Scientific classification
- Kingdom: Animalia
- Phylum: Chordata
- Class: Reptilia
- Order: Testudines
- Suborder: Cryptodira
- Family: Geoemydidae
- Genus: Siebenrockiella
- Species: S. leytensis
- Binomial name: Siebenrockiella leytensis (Taylor, 1920)
- Synonyms: Heosemys leytensis Taylor, 1920; Geoemyda leytensis Mertens, Müller & Rust, 1934; Geomyda leytensis Wermuth & Mertens, 1977; Siebenrockiella leytensis Diesmos, Parham, Stuart & Brown, 2005; Panayaenemys leytensis Vetter, 2006;

= Philippine forest turtle =

- Genus: Siebenrockiella
- Species: leytensis
- Authority: (Taylor, 1920)
- Conservation status: CR
- Synonyms: Heosemys leytensis Taylor, 1920, Geoemyda leytensis Mertens, Müller & Rust, 1934, Geomyda leytensis Wermuth & Mertens, 1977, Siebenrockiella leytensis Diesmos, Parham, Stuart & Brown, 2005, Panayaenemys leytensis Vetter, 2006

Species of turtle

Siebenrockiella leytensis is a species of freshwater turtle endemic to the Philippines. It is classified as critically endangered. It is known as the Philippine forest turtle, the Philippine pond turtle, the Palawan turtle, or the Leyte pond turtle.
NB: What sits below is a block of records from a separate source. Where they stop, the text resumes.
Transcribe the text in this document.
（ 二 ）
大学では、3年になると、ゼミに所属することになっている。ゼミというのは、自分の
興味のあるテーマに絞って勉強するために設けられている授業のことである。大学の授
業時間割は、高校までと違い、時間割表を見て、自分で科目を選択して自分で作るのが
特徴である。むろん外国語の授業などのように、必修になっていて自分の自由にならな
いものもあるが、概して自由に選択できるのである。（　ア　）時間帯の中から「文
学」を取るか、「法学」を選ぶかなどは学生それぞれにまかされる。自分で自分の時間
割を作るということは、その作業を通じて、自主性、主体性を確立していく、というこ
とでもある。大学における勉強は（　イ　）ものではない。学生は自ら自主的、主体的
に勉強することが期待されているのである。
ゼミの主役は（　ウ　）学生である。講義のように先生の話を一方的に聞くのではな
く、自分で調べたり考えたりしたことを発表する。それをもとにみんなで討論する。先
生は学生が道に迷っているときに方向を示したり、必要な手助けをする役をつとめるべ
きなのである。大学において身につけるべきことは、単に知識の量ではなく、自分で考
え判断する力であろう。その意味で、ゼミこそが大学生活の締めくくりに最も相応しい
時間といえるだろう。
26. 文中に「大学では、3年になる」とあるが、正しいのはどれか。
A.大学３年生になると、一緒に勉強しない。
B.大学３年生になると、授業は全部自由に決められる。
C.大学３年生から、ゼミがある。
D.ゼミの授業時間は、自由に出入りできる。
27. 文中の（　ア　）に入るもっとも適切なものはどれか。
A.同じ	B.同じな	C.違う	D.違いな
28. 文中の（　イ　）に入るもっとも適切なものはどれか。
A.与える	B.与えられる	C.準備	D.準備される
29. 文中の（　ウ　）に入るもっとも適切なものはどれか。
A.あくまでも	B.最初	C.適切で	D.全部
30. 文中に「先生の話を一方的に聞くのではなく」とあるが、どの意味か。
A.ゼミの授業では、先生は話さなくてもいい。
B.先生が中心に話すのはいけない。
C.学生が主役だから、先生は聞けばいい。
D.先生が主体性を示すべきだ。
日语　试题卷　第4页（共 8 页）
Despite the latter common name, it does not occur in the island of Leyte but is instead native to the Palawan island group. It is locally known as bakoko in Cuyonon.

Philippine forest turtles are readily recognizable by their ginkgo-shaped vertebral scutes and a pale white to yellow line traversing across its head behind the ears. The previous characteristic has earned it the nickname of 'bowtie turtle'.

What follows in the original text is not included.